A. It really comes down to utilization. The more of the seats that you’re selling, the lower the cost per passenger, and the more hours per day the aircraft is flying, the lower the cost per passenger. (That will require making) the takeoff and landing locations and the overall experience compelling enough that we’re seeing a significant volume of people using it many hours per day.

Q. You delivered your first aircraft to Air Force. What will you learn from how the Air Force uses it?

A. The first piece is on pilot training. We’re going to need to bring on large numbers of pilots, so building up that capability and those processes are really valuable. The next piece that we’ve also accomplished is building the infrastructure. And then the next piece is on the operations and building up the cadence, just getting good at operating the aircraft on a regular basis.

Q. Will this help with your effort to get Federal Aviation Administration certification for commercial use?

A. There will certainly be valuable learnings and the operational experience, the feedback from the Air Force pilots to the FAA flight-test pilots.

Q. You’re in the third of five phases of FAA certification. How is that going?

A. We have submitted all of our area-specific certification plans on stage three, and the FAA is making fantastic progress on approving those. Once those get approved it unlocks a big chunk of work that we’re able to submit to the FAA in preparation for stage four.

Q. What is the biggest hurdle you face to getting certification?

A. The big hurdle that lies between here and the finish line is a mountain of work of testing every single component and system for credit, whether that’s environmental testing or structural testing. We’re making fantastic progress on it.

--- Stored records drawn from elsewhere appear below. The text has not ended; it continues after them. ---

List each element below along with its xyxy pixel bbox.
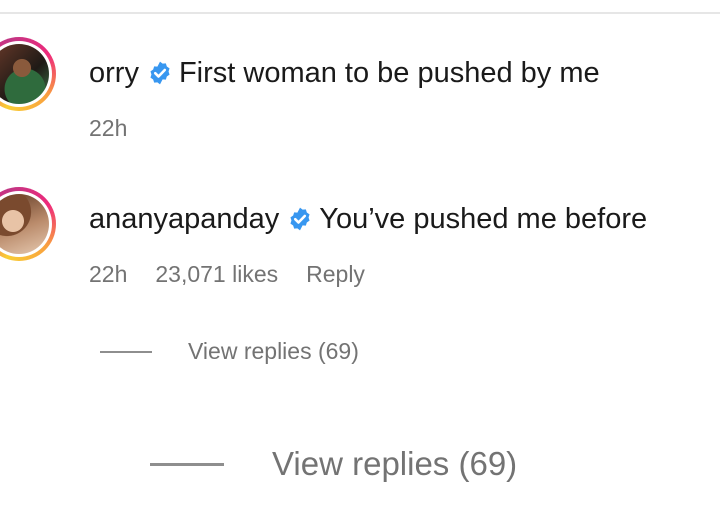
comment-1-line: orry First woman to be pushed by me (89, 55, 600, 91)
replies-dash (100, 350, 152, 353)
top-divider (0, 12, 720, 14)
comment-2-text: You’ve pushed me before (319, 203, 648, 235)
comment-1-text: First woman to be pushed by me (178, 57, 600, 89)
view-replies-label: View replies (69) (188, 338, 359, 364)
comment-1-meta: 22h (89, 114, 155, 142)
comment-2-username[interactable]: ananyapanday (89, 201, 279, 237)
view-replies-zoomed-button[interactable]: View replies (69) (150, 445, 517, 483)
verified-badge-icon (290, 207, 310, 231)
reply-button[interactable]: Reply (306, 260, 365, 288)
comment-2-meta: 22h 23,071 likes Reply (89, 260, 393, 288)
replies-dash-zoomed (150, 462, 224, 466)
view-replies-zoomed-label: View replies (69) (272, 445, 518, 482)
avatar-orry[interactable] (0, 37, 56, 111)
comment-2-likes[interactable]: 23,071 likes (155, 260, 278, 288)
view-replies-button[interactable]: View replies (69) (100, 338, 359, 365)
comment-1-username[interactable]: orry (89, 55, 139, 91)
comment-2-time[interactable]: 22h (89, 260, 127, 288)
comment-1-time[interactable]: 22h (89, 114, 127, 142)
comment-2-line: ananyapanday You’ve pushed me before (89, 201, 647, 237)
avatar-ananyapanday[interactable] (0, 187, 56, 261)
verified-badge-icon (150, 61, 170, 85)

We’re knocking them down one by one, but there is lots and lots of work to do.

Q. Can you get fully certified and launch commercial service in 2025?

A. Our goal is absolutely still to achieve commercial service in 2025, and given the progress we’re making on certification and the progress we’re making on the manufacturing front, we’re excited to just be day after day knocking down the milestones.

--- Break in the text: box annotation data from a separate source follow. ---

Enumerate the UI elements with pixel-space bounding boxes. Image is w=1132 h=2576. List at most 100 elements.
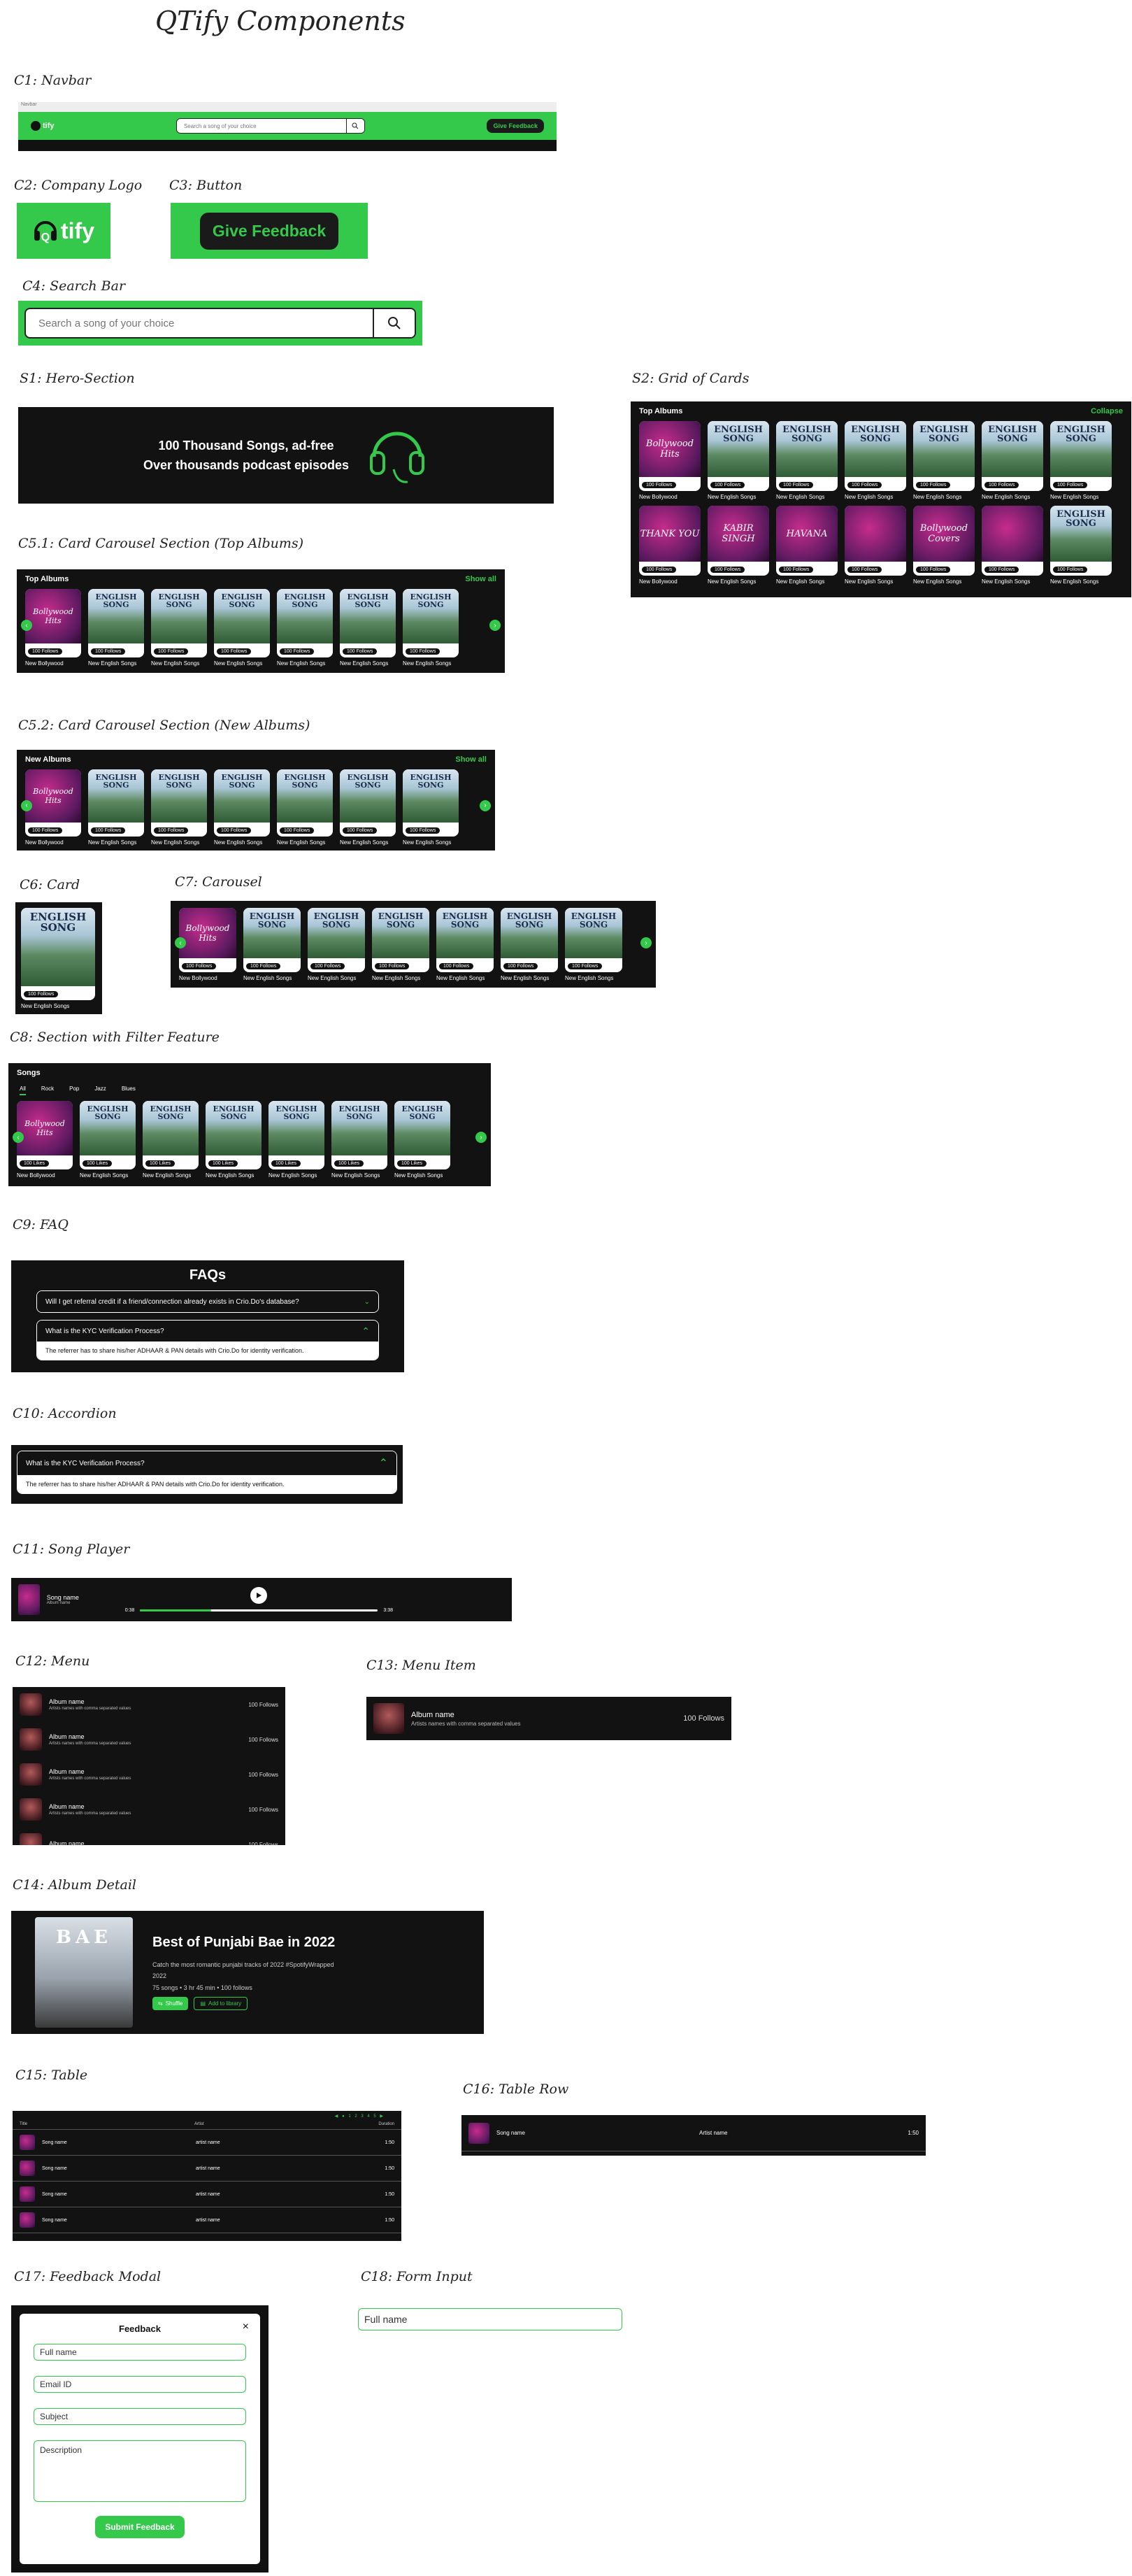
navbar-logo[interactable]: tify	[31, 121, 55, 131]
album-card[interactable]: THANK YOU 100 Follows New Bollywood	[639, 506, 701, 585]
menu-item[interactable]: Album name Artists names with comma sepa…	[366, 1697, 731, 1740]
search-icon[interactable]	[373, 309, 415, 337]
menu-item[interactable]: Album name 100 Follows	[13, 1827, 285, 1845]
song-player: Song name Album name 0:38 3:38	[11, 1578, 512, 1621]
album-card[interactable]: ENGLISH SONG 100 Follows New English Songs	[21, 908, 95, 1009]
menu-item[interactable]: Album name Artists names with comma separ…	[13, 1757, 285, 1792]
album-card[interactable]: Bollywood Hits 100 Follows New Bollywood	[179, 908, 236, 981]
chevron-left-icon[interactable]: ‹	[175, 937, 186, 948]
album-card[interactable]: 100 Follows New English Songs	[845, 506, 906, 585]
album-card[interactable]: ENGLISH SONG 100 Follows New English Songs	[708, 421, 769, 500]
album-card[interactable]: ENGLISH SONG 100 Follows New English Songs	[214, 589, 270, 667]
album-card[interactable]: 100 Follows New English Songs	[982, 506, 1043, 585]
card[interactable]: ENGLISH SONG 100 Follows New English Songs	[21, 908, 96, 1009]
grid-collapse-button[interactable]: Collapse	[1091, 407, 1123, 415]
table-row[interactable]: Song name artist name 1:50	[13, 2156, 401, 2182]
album-card[interactable]: ENGLISH SONG 100 Follows New English Songs	[340, 589, 396, 667]
top-albums-show-all[interactable]: Show all	[465, 575, 496, 583]
form-input[interactable]: Full name	[358, 2308, 622, 2331]
album-card[interactable]: ENGLISH SONG 100 Follows New English Songs	[243, 908, 301, 981]
email-field[interactable]: Email ID	[34, 2376, 246, 2393]
album-card[interactable]: ENGLISH SONG 100 Follows New English Songs	[308, 908, 365, 981]
album-card[interactable]: Bollywood Hits 100 Follows New Bollywood	[25, 769, 81, 846]
chevron-right-icon[interactable]: ›	[480, 799, 491, 811]
album-card[interactable]: ENGLISH SONG 100 Follows New English Songs	[845, 421, 906, 500]
album-card[interactable]: ENGLISH SONG 100 Follows New English Songs	[565, 908, 622, 981]
table-row[interactable]: Song name artist name 1:50	[13, 2130, 401, 2156]
navbar-search-input[interactable]	[176, 119, 346, 133]
album-card[interactable]: ENGLISH SONG 100 Likes New English Songs	[331, 1101, 387, 1179]
chevron-left-icon[interactable]: ‹	[21, 799, 32, 811]
album-card[interactable]: ENGLISH SONG 100 Follows New English Songs	[913, 421, 975, 500]
progress-bar[interactable]	[140, 1609, 378, 1611]
add-to-library-button[interactable]: ▤ Add to library	[194, 1997, 248, 2010]
row-artist: artist name	[196, 2217, 220, 2223]
menu-item-follows: 100 Follows	[248, 1841, 278, 1846]
filter-tab-rock[interactable]: Rock	[41, 1086, 54, 1095]
table-row[interactable]: Song name Artist name 1:50	[461, 2115, 926, 2151]
album-card[interactable]: KABIR SINGH 100 Follows New English Songs	[708, 506, 769, 585]
album-card[interactable]: HAVANA 100 Follows New English Songs	[776, 506, 838, 585]
album-card[interactable]: ENGLISH SONG 100 Follows New English Songs	[776, 421, 838, 500]
album-card[interactable]: ENGLISH SONG 100 Follows New English Songs	[277, 769, 333, 846]
filter-tab-pop[interactable]: Pop	[69, 1086, 79, 1095]
table-row[interactable]: Song name artist name 1:50	[13, 2207, 401, 2233]
album-card[interactable]: Bollywood Covers 100 Follows New English S…	[913, 506, 975, 585]
close-icon[interactable]: ×	[243, 2321, 249, 2333]
album-card[interactable]: ENGLISH SONG 100 Follows New English Songs	[88, 769, 144, 846]
filter-tab-all[interactable]: All	[20, 1086, 26, 1095]
search-icon[interactable]	[345, 119, 364, 133]
album-art: ENGLISH SONG	[277, 589, 333, 643]
album-card[interactable]: ENGLISH SONG 100 Likes New English Songs	[206, 1101, 261, 1179]
album-card[interactable]: ENGLISH SONG 100 Follows New English Songs	[1050, 506, 1112, 585]
faq-item[interactable]: Will I get referral credit if a friend/c…	[36, 1290, 379, 1313]
filter-tab-blues[interactable]: Blues	[122, 1086, 136, 1095]
album-card[interactable]: ENGLISH SONG 100 Follows New English Songs	[340, 769, 396, 846]
menu-item[interactable]: Album name Artists names with comma separ…	[13, 1687, 285, 1722]
new-albums-show-all[interactable]: Show all	[455, 755, 487, 764]
album-card[interactable]: ENGLISH SONG 100 Follows New English Songs	[501, 908, 558, 981]
chevron-right-icon[interactable]: ›	[475, 1132, 487, 1144]
chevron-right-icon[interactable]: ›	[489, 620, 501, 632]
card-caption: New English Songs	[708, 494, 757, 500]
album-card[interactable]: ENGLISH SONG 100 Likes New English Songs	[80, 1101, 136, 1179]
album-card[interactable]: ENGLISH SONG 100 Follows New English Songs	[88, 589, 144, 667]
album-card[interactable]: ENGLISH SONG 100 Likes New English Songs	[394, 1101, 450, 1179]
submit-feedback-button[interactable]: Submit Feedback	[95, 2516, 185, 2538]
album-card[interactable]: ENGLISH SONG 100 Follows New English Songs	[277, 589, 333, 667]
chevron-right-icon[interactable]: ›	[640, 937, 652, 948]
accordion[interactable]: What is the KYC Verification Process? ⌃ T…	[17, 1451, 397, 1494]
album-card[interactable]: ENGLISH SONG 100 Follows New English Songs	[403, 769, 459, 846]
album-card[interactable]: ENGLISH SONG 100 Likes New English Songs	[268, 1101, 324, 1179]
album-card[interactable]: Bollywood Hits 100 Likes New Bollywood	[17, 1101, 73, 1179]
search-input[interactable]	[26, 309, 373, 337]
full-name-field[interactable]: Full name	[34, 2344, 246, 2361]
menu-item[interactable]: Album name Artists names with comma separ…	[13, 1792, 285, 1827]
table-pager[interactable]: ◀ ● 1 2 3 4 5 ▶	[13, 2114, 401, 2119]
filter-tab-jazz[interactable]: Jazz	[94, 1086, 106, 1095]
album-card[interactable]: ENGLISH SONG 100 Likes New English Songs	[143, 1101, 199, 1179]
give-feedback-button[interactable]: Give Feedback	[199, 212, 339, 250]
album-card[interactable]: ENGLISH SONG 100 Follows New English Songs	[372, 908, 429, 981]
card-caption: New English Songs	[403, 839, 452, 846]
card-box: Bollywood Hits 100 Follows	[639, 421, 701, 491]
shuffle-button[interactable]: ⇆ Shuffle	[152, 1997, 189, 2010]
album-card[interactable]: ENGLISH SONG 100 Follows New English Songs	[982, 421, 1043, 500]
album-card[interactable]: ENGLISH SONG 100 Follows New English Songs	[1050, 421, 1112, 500]
album-card[interactable]: ENGLISH SONG 100 Follows New English Songs	[214, 769, 270, 846]
album-card[interactable]: ENGLISH SONG 100 Follows New English Songs	[436, 908, 494, 981]
menu-item-sub: Artists names with comma separated value…	[49, 1742, 131, 1746]
menu-item[interactable]: Album name Artists names with comma separ…	[13, 1722, 285, 1757]
navbar-feedback-button[interactable]: Give Feedback	[487, 119, 544, 133]
album-card[interactable]: ENGLISH SONG 100 Follows New English Songs	[151, 589, 207, 667]
subject-field[interactable]: Subject	[34, 2408, 246, 2425]
album-card[interactable]: Bollywood Hits 100 Follows New Bollywood	[639, 421, 701, 500]
faq-item[interactable]: What is the KYC Verification Process? ⌃ T…	[36, 1320, 379, 1360]
play-icon[interactable]	[250, 1586, 268, 1604]
follows-chip: 100 Follows	[217, 827, 252, 834]
table-row[interactable]: Song name artist name 1:50	[13, 2182, 401, 2207]
album-card[interactable]: Bollywood Hits 100 Follows New Bollywood	[25, 589, 81, 667]
description-field[interactable]: Description	[34, 2440, 246, 2502]
album-card[interactable]: ENGLISH SONG 100 Follows New English Songs	[151, 769, 207, 846]
album-card[interactable]: ENGLISH SONG 100 Follows New English Songs	[403, 589, 459, 667]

Q. So you’re saying sometime in 2025 is still doable?

A. For our commercial service? Yes.

Q. Last year one of your (pilotless) prototype aircraft crashed in California. Has that changed anything in your design?

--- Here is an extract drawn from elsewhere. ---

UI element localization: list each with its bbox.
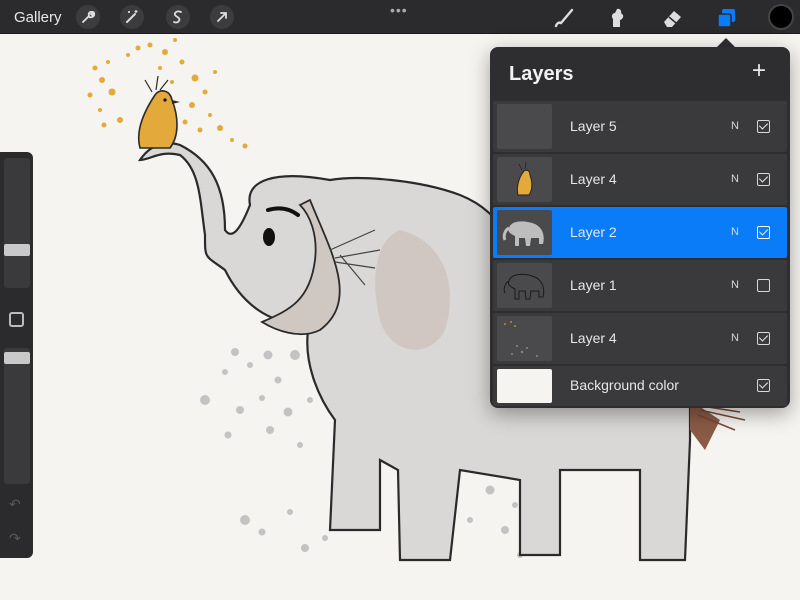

A. That is still in an ongoing investigation with the NTSB (National Transportation Safety Board), and so I can’t comment on it, but I can say that we are extremely confident in the design of our aircraft.

Q. Joby announced in September that you’re going to build a in Dayton, Ohio, with up to $325 million in state and local incentives. Why there?

A. It’s really exciting -- the birthplace of aviation. Dayton specifically is where the Wright brothers got going, and it has an incredible aviation heritage. You’ve got Wright-Patterson Air Force Base, which is the home of the Air Force Research Laboratory and AFWERX (the Air Force’s technology-innovation program). Ohio is the largest supplier of parts for Boeing and Airbus, so there’s a deep manufacturing bench there.

Q. You’ve been involved with a series of technology companies. Any plans beyond Joby?

A. I’m very passionate about sustainable aviation and am very excited about what electric ... propulsion can mean for aviation sustainability writ large.